A new feature in Greek politics: Archaeology

A new feature in Greek politics: Archaeology

I have just returned from a holiday to my home country, where the horror of the Islamic State of Iraq and the Levant (ISIL) seems remote and where people have been immersed in a heated debate over the historical past and contemporary politics.

A few of you may have heard the name of Amphipolis. But for the Greeks, this once-famous ancient port known for its gold and silver resources has become more than just a ruined ancient city in the center of Greek Macedonia. For Greeks, still struggling to cope with impossible economic hardship and an uncertain future, it has become the utopian land of their grandiose ancient past, which produced world heroes like Alexander the Great. After all, it was from the port of Amphipolis that the fleet of the ancient Macedonian king launched its conquests.

There was a strong reason why most Greeks were brought into a perpetual dream-like state and temporarily put aside their real life problems. 

During this summer’s excavations at a burial mound near Amphipolis, Greek archaeologists made a spectacular discovery: a majestic tomb they claimed belonged to the ancient Macedonian era and perhaps to an important person from the ancient royal court. They even dated it to the last quarter of the 4th century B.C., around the time of Alexander’s death.

The excavation works had been continuing for some time, and the site had been already known. In 2012, a massive circular wall of nearly 500 meters discovered around the mound was enough of an indication that something important was to come out. But few details were provided for the media. At any rate, that year there was an avalanche of political developments: Two successive general elections, two bail-out agreements and a desperate race to save Greece’s place in the EU were enough excitement for the Greek public.

Two years later, though, the picture looks different. The coalition government that eventually resulted from those elections has managed to survive, claiming it has even “turned the corner” and won credibility abroad. But it is facing tough opposition from its main opponents, the radical Leftists, and it may be unable to survive if it cannot gather enough votes in Parliament next February to elect the successor of the current President. Failure to do so will result in general elections, according to the Constitution.   

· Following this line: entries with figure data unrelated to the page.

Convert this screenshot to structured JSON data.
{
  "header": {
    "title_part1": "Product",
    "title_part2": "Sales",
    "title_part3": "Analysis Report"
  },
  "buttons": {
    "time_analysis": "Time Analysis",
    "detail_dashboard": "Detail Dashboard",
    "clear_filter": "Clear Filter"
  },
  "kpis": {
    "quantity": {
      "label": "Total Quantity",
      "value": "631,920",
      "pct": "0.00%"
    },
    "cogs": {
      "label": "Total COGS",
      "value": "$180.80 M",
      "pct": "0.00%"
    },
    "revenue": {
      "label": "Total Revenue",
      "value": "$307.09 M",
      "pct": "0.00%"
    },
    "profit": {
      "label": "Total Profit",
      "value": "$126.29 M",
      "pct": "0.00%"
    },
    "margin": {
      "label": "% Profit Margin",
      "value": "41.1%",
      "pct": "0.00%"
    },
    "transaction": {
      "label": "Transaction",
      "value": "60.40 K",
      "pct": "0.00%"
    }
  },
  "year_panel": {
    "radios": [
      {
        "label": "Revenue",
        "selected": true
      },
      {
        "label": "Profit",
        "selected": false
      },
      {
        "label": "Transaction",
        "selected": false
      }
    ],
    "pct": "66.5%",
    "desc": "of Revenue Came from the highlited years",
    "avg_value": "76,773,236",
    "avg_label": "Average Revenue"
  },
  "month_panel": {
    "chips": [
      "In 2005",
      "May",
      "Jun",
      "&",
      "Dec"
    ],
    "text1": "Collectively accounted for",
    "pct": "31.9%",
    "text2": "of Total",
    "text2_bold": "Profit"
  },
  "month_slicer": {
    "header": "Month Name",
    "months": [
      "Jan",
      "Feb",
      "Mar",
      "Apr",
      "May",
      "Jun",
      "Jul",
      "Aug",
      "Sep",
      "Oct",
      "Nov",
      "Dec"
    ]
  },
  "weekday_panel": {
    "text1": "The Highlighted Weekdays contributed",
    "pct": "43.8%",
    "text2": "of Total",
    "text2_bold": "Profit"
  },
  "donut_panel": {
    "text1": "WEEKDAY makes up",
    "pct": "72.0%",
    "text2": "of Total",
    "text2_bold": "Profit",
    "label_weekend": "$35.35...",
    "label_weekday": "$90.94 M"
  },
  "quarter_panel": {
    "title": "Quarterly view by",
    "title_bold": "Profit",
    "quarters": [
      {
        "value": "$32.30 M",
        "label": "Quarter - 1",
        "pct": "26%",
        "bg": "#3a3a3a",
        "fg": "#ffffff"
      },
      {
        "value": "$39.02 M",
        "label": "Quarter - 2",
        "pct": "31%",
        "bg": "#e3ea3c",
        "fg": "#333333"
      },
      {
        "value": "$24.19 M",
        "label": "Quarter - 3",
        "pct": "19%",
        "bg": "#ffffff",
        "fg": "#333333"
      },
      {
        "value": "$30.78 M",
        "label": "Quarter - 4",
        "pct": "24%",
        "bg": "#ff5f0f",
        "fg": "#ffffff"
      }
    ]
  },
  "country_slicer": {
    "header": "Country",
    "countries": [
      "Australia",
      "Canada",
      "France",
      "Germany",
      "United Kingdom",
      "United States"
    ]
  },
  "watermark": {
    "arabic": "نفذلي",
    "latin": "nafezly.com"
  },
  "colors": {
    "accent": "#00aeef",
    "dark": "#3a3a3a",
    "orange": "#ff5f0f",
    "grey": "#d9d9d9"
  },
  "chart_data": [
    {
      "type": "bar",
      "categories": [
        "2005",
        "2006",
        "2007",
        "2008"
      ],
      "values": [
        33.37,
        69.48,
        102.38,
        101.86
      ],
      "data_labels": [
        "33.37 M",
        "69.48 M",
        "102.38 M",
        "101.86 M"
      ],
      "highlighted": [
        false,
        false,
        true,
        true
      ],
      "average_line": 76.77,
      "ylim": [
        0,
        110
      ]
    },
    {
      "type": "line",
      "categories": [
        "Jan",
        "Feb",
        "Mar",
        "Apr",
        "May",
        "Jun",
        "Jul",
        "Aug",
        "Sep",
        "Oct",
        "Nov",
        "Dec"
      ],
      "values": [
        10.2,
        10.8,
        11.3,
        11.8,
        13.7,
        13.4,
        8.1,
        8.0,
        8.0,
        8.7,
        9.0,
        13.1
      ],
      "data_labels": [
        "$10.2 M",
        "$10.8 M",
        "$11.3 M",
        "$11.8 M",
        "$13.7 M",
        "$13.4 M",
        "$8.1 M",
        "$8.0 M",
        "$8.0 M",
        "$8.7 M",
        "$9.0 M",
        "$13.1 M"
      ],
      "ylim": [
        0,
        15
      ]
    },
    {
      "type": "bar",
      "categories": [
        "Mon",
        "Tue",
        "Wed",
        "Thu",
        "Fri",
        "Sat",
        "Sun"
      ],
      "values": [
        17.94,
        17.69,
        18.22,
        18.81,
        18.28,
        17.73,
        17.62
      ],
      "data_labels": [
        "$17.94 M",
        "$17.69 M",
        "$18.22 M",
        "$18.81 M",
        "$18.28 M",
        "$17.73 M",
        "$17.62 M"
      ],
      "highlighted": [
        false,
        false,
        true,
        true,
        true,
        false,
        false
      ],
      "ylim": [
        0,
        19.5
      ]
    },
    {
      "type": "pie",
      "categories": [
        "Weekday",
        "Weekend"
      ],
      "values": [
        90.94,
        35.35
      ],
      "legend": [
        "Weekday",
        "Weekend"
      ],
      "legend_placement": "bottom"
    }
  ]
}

How does all this play into the Tomb of Amphipolis?

When, one hot day in August, the Greek prime minister and his wife, a team of dignitaries and media representatives turned up at the excavation site and were photographed in front of the two freshly unearthed magnificent sphinxes, few doubted that contemporary politics would disturb the mystical privacy of this ancient relic.

“The land of Macedonia continues to move and surprise us, revealing ... its unique treasures ... of which all Greeks are very proud,” Prime Minister Antonis Samaras said. His words were meant to reach the deeper chord of the Greek psyche and boost the morale of a demoralized public. After all, his personal popularity remains high and he is known for his “patriotic fervor.” These may impress a confused voter, perhaps.

But this mysterious tomb is taking its revenge. After revealing a majestic entrance guarded by two large sphinxes and a pair of huge female statues, it has not yet produced more datable evidence. No pottery, no bones, no metallic finds. Already, rival archaeologists are arguing about whether it is Greek or Roman. And if some eager patriots were quick to label the grave as that of Alexander the Great, they now must wait longer to be vindicated or disappointed.

Time in archaeology rolls at a slower pace, and cannot be sped up, even for an early elections calendar.